The film begins with Sita (Nandita Das) and Jatin (Javed Jaffrey) at some weird place. Only after few minutes and cross shifting of the frame we get to know that it’s Taj Mahal. It was an interesting angle. We get to know that Sita and Jatin are newly married and Jatin isn’t interested in marriage. The disappointed face of Sita stings us immediately and we get to sympathize with her. But she’s not one of those women who’d sit and sulk. She’s a dreamer, a happy go lucky girl who’d be happy no matter what.
In my most favorite scene of the film where she dances in denim and blouse and comes out to Biji (Kushal Rekhi), runs back again in embarrassment because she was not attired in a shawl and again dances and laughs, defines a character. To have seen Nandita Das in so many serious roles and as a Tamilian, being familiar with her role in Kannathil Muthamittal, more than anything else. It was fun to see a young and joyous Nandita Das, who would become everyone’s crush immediately. And damn, how hot was she. But sadly not for Jatin.
Jatin has an affair with an Asian girl, Julie (Alice Poon) and Radha’s (Shabana Azmi) husband, Ashok (Kulbhushan Kharbanda) has an affair with Swamiji (Ram Gopal Bajaj), not really an affair but you know what I mean. The fact that they were so powerless to do anything for that was shown so simply yet with so much cruelty. Sita doesn’t even react, it was curious but that’s Sita, you can’t really predict her but Radha has to undergo much more because of Ashok’s act to make her help him to achieve godly status.

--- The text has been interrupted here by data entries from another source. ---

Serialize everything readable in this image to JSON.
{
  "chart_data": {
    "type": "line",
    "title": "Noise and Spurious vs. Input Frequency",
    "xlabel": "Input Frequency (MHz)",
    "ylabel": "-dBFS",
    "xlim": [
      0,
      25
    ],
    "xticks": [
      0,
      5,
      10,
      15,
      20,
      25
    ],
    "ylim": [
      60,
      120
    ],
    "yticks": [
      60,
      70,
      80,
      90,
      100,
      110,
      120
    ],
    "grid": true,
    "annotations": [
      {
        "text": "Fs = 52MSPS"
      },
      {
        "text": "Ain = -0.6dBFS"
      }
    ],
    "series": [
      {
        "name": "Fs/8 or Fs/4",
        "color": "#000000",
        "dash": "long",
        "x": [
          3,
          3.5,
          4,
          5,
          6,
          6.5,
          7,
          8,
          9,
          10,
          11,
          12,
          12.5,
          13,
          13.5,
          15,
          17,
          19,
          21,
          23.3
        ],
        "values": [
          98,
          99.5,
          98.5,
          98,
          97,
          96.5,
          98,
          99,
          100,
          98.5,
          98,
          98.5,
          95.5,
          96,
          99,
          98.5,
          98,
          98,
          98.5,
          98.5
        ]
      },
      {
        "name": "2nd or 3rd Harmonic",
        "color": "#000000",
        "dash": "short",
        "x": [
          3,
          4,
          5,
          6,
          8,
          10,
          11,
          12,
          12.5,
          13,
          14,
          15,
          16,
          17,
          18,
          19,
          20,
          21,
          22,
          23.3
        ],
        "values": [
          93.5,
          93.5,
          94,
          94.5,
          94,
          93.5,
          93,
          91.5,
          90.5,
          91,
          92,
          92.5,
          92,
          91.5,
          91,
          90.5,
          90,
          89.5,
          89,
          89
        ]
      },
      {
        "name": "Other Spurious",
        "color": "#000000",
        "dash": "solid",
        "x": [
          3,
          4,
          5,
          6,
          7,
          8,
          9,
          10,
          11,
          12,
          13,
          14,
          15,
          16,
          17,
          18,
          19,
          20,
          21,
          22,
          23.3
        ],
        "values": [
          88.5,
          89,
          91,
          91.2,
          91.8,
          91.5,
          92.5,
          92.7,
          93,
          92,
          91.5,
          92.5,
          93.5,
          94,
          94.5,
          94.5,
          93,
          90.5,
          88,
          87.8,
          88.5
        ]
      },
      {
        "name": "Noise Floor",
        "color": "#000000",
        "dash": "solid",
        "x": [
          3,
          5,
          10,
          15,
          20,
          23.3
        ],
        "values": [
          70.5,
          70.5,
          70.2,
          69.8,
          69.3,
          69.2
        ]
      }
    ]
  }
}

It’s Sita who makes a move against Radha, rightly so. I guess it’s the only lesbian film where the actual love making scenes were happy than being a turn on. All other films would have a serious tone to it and would go completely silent around the scene. May be that’s what makes the film special, that we could feel the happiness of Sita rather than being a liberation. Simply put, the film’s love making sequence was a joyous act rather than being a protest or an achievement. It was one of the, or the only movie where I was not looking forward to actual sex scenes but them having a flirty affair. The smiles were killing and would make anyone fall in love with them. It didn’t even feel like seduction. They felt like school kids who had crush on each other. Such in genuine act.
Given a film which was this serious, yet not so serious, it was Mundu (Ranjit Chowdhry) who provides the comic relief, if seen in ‘American Pie’ view or the most horrific act if seen as a part of family. The scene was both shocking and funny. It was indeed he who finds about the relationship between the sister-in-law’s and helps the film to a conclusion. Such a cruel character, something on the lines of what Nawazuddin Siddiqui did in ‘Badlapur’, a man with no remorse.
The films conclusion looked a little forced with literal fire and the rain cooling them down but it was okay, the film achieved what it wanted to, much before that.